Regelwerke der Natur

Rahel Uster, Kulturwissenschaftlerin 2006

Eine Besinnung auf das Organische scheint Carmen Caberts neues Projekt zu sein. In bisherigen Arbeiten dominierten schwebende Transparenz in heller, bunter Leuchtkraft oder verschlingendes Dunkel, hervorgegangen aus einem leichtfüssigen Spiel. Die jüngeren Arbeiten wenden sich erdigeren Themen zu; der Zufall wird der Natur überlassen; sie findet ihre Muster, und Carmen Cabert – sich als Teil der Natur verstehend – findet sie in der Natur.

Carmen Cabert nennt diese Arbeiten InforNatik, weil zu Beginn des Projektes eine intensive Auseinandersetzung mit Information in der digitalen Welt in ihren Einzelbestandteilen stattfand. Von der reduzierten Codierung 0 oder 1 gelangte Carmen Cabert zu dem Wort – der Bibel. Und von da zur Schöpfung und deren baren Informationsquelle – der Natur.

Ihr Ort der kreativen Tätigkeit beschränkt sich nicht auf das Atelier; der Raum der Inspiration weitet sich aus auf Orte der Andacht wie Wälder, Kirchen und Endlager für Metalle.

Dabei stellen sich Fragen wie: Was vermag ein einzelner Mensch auszurichten? Wie gross ist seine Wirkungskraft und wo kann er eingreifen? Wie frei ist der Mensch? Oder wie eingebunden ist der Mensch in die vorgegebenen Muster seiner Umgebung – wie eingebunden ist er in jene der Natur?

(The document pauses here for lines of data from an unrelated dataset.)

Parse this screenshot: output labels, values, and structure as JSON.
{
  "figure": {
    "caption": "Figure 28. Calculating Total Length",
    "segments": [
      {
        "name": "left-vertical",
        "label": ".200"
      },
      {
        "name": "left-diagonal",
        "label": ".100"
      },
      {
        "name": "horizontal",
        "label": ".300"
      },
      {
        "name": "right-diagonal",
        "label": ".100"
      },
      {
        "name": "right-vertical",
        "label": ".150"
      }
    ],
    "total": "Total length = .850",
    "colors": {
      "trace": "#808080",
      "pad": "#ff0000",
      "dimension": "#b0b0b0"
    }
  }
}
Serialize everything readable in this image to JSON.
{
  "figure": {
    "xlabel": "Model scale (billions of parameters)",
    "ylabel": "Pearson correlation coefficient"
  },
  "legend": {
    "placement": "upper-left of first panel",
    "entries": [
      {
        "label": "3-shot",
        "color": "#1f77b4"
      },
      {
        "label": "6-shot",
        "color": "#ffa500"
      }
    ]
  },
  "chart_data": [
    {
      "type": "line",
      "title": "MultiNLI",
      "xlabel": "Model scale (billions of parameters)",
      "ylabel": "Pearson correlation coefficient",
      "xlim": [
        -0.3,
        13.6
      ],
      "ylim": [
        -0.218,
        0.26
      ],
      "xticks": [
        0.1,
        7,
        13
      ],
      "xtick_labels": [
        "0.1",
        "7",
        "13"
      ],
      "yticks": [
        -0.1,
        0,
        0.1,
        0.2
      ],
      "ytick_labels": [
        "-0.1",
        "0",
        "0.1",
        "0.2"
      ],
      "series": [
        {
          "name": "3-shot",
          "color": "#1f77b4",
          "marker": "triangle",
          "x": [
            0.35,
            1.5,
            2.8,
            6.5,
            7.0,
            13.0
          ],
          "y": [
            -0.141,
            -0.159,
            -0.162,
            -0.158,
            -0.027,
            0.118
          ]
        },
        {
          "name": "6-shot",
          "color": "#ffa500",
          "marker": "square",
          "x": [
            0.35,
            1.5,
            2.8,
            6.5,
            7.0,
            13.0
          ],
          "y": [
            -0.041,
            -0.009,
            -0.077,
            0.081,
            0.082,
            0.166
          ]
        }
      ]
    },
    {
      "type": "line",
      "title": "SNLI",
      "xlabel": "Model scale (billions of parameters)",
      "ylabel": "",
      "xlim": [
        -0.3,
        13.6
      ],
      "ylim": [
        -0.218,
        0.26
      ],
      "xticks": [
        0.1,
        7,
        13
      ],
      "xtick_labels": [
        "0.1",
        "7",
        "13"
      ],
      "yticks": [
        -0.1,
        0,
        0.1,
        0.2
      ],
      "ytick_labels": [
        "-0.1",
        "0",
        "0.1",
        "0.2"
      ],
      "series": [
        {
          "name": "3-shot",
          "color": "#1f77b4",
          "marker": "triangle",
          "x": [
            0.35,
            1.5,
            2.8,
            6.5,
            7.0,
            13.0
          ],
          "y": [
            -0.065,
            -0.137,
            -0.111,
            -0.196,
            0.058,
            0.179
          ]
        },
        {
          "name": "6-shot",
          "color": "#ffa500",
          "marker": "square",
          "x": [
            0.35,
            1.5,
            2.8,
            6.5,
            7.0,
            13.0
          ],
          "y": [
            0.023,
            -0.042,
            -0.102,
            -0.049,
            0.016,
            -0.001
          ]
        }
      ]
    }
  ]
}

Die Faszination gilt dem Zufall oder der Regelhaftigkeit der Natur während eines Spazierganges. Hier lässt sich Information aus der Natur holen. Inspiriert von Baumstrunken, vom pechschwarzen Gerippe verkohlter Wurzelansätze, von einem weiblich anmutenden Torso eines Baumes, von feinen Regelwerken pflanzlicher Fasern, von Asche und Staub schimmert immer wieder die Frage durch: "Bin ich Natur oder bin ich mehr?"

Daraus ist ein doppelbödiges Spiel mit und in der Natur entstanden, in dem unklar bleibt, inwiefern die Künstlerin mit der Natur spielt, in sie eingreift oder aber sich als kunstschaffendes Naturwesen in das Regelwerk der Abläufe der Natur einreiht.


Die Frage nach der Frau bleibt auch in der neuen Arbeit Carmen Caberts erhalten und die weiblichen Spuren finden sich in Torsen, (verdeckten) weiblichen Blicken, sorgsamen haushälterischen Sammlungen von zusammengehörenden Restbeständen; sie finden sich auch in einer Frau namens Lilith.

Das Eingebundensein in den Zyklus von Entstehen und Vergehen, um wieder aufs Neue zu entstehen, scheint dem Schaffen der Künstlerin innezuwohnen. Eigens hergestellte Arbeiten werden geäschert, und die Asche dient wieder als Grundlage für neue Ideen. Dogmen und Tabus, die den Ideenfluss hindern, werden damit verbrannt.

Rahel Uster*

* Rahel Uster hat an der Gerrit Rietveld Academie Kunst studiert, ist lizenzierte Politologin und schliesst gegenwärtig einen MA in Kulturwissenschaften und einen MA in Kulturmanagement ab.